The GOP Still Lacks a Clear Plan for Health Care

he House GOP’s emerging megabill includes significant changes to health care, some of which are long overdue, such as tighter restrictions on the provider taxes which states use to shift Medicaid costs onto the federal budget. But the legislation’s effect on the number of uninsured individuals is likely to get the most attention. Projections showing there will be a sizeable increase are causing internal divisions and creating political risks.

The basic problem for the party remains as it was in 2017 during the failed attempt to repeal and replace the Affordable Care Act (ACA), which is that there is no agreement among its leaders on an overall direction to guide the changes they advance. It is probably too late to develop such a plan for this year’s legislative debate, but it remains necessary if GOP officeholders ever want to have more lasting influence on the workings of the overall system.

The Democratic party has long rallied around an organizing principle for the changes it seeks. The ultimate goal is a universal public utility model with everyone covered. There are differences among leading party members over the specific routes to this destination but not on the direction of travel. The party wants to strongly regulate the entire sector, including insurance and the providers of services, and most especially with respect to the prices they charge. The suppliers would be entirely dependent on government-set rates for their revenue. In return, they would get paid just enough to stay open and face less pressure to compete based on efficiency. A single-payer plan is consistent with the party’s goals, but so too would be an extension of Medicare’s fees to the commercial market.

Republicans have nothing similar to rally around. In the megabill, the goal is to slow the growth of public subsidization of insurance enrollment and promote work, with the savings devoted to a lower level of taxation. It is a fiscal exercise and not a plan to reform American health care.

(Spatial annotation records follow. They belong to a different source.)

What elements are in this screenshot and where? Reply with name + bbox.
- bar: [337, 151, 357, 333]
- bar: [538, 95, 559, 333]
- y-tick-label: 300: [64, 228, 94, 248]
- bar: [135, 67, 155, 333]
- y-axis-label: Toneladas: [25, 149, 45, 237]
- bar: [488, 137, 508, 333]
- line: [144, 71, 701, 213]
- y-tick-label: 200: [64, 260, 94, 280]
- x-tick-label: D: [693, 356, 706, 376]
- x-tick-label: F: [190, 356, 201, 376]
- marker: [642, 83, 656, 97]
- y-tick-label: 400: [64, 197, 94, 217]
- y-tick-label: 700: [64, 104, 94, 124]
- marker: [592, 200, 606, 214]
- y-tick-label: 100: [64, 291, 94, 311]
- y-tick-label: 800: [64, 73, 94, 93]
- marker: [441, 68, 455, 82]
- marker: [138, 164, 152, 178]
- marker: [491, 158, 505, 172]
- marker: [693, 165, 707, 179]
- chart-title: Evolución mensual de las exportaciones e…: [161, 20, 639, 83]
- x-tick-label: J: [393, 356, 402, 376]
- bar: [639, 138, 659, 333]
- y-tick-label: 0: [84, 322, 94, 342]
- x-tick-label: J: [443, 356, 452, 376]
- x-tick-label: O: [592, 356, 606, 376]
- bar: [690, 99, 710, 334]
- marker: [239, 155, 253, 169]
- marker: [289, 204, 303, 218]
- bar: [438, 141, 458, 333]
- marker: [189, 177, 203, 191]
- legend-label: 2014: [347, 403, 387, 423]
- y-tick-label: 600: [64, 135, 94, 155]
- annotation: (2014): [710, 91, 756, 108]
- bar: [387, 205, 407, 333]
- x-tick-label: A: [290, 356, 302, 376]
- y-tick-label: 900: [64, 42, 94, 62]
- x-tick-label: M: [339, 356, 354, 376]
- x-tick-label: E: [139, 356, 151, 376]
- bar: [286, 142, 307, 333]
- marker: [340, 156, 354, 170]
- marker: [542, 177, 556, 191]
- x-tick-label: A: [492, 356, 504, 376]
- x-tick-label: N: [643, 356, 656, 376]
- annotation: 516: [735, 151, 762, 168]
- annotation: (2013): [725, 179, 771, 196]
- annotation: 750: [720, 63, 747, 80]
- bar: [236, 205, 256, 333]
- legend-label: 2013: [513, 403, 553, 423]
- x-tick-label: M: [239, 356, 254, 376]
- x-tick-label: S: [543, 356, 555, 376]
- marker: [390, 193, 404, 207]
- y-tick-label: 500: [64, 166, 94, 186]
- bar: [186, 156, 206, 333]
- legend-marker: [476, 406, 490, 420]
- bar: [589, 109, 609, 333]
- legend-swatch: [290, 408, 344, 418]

It also leaves the party exposed to criticism. If the federal government pulls back support without bringing down total costs, then someone else has to pay for the care provided to patients, or else some care might have to be curtailed. Predictably, as analyses emerge showing the GOP bill will produce these effects, the political blowback has been building.

The alternative to a public utility model is a system that is disciplined by market incentives instead of regulations but which still embraces population-wide insurance enrollment. The megabill includes important improvements to Health Savings Accounts (HSAs) that point in this direction, but they are too marginal to substantially alter incentives in the entire sector.

Republicans should consider what can be done to bring down costs across-the-board so that all purchasers get financial relief. There are several targets available.

  • Stronger Price Competition.
  • The first Trump administration pushed for transparent pricing in health care, which was an important step. However, for the market to work, consumers need to be far more engaged and incentivized to opt for lower-priced options. To promote stronger competition, the federal government should require providers of high-volume services to disclose their prices based on standardized bundles, and then also require insurers to let consumers migrate to lower-priced suppliers and keep the savings.
  • Competitive Bidding.
  • In Medicare and Medicaid, there is too much reliance on regulated rates and not enough on competitive bidding. Both programs should use bidding to establish the rates that the government will pay for services whenever that is a possibility. For instance, Medicare could require competitive bidding for high-volume services such as laboratory testing and imaging, and then use the submitted prices to build a preferred network of providers. Further, competitive bidding should be used to set rates for Medicare Advantage plans and, in time, to establish a level playing field of competition with the traditional program. Some of the savings from these reforms could be used to provide catastrophic insurance protection as a feature of the entire program, and not just in MA.
  • More Enrollment in Job-Based Insurance.
  • Republicans should drop their ambivalence toward insurance enrollment. The balance of the empirical evidence backs the importance of staying in coverage to a person’s health status. Moreover, the public does not want large numbers of uninsured again. To lessen the burden on Medicaid and to promote work, Republicans should look to help low-wage workers secure employer-sponsored insurance (ESI). Redirecting a portion of the tax subsidy for this insurance from high-wage to low-wage workers could induce some individuals out of Medicaid and Affordable Care Act plans and into ESI.

The GOP is right that surging costs for Medicare and Medicaid are a fiscal threat, but if their solutions push more financial risk onto individual consumers and patients, the backlash might hasten changes that Democrats have long sought.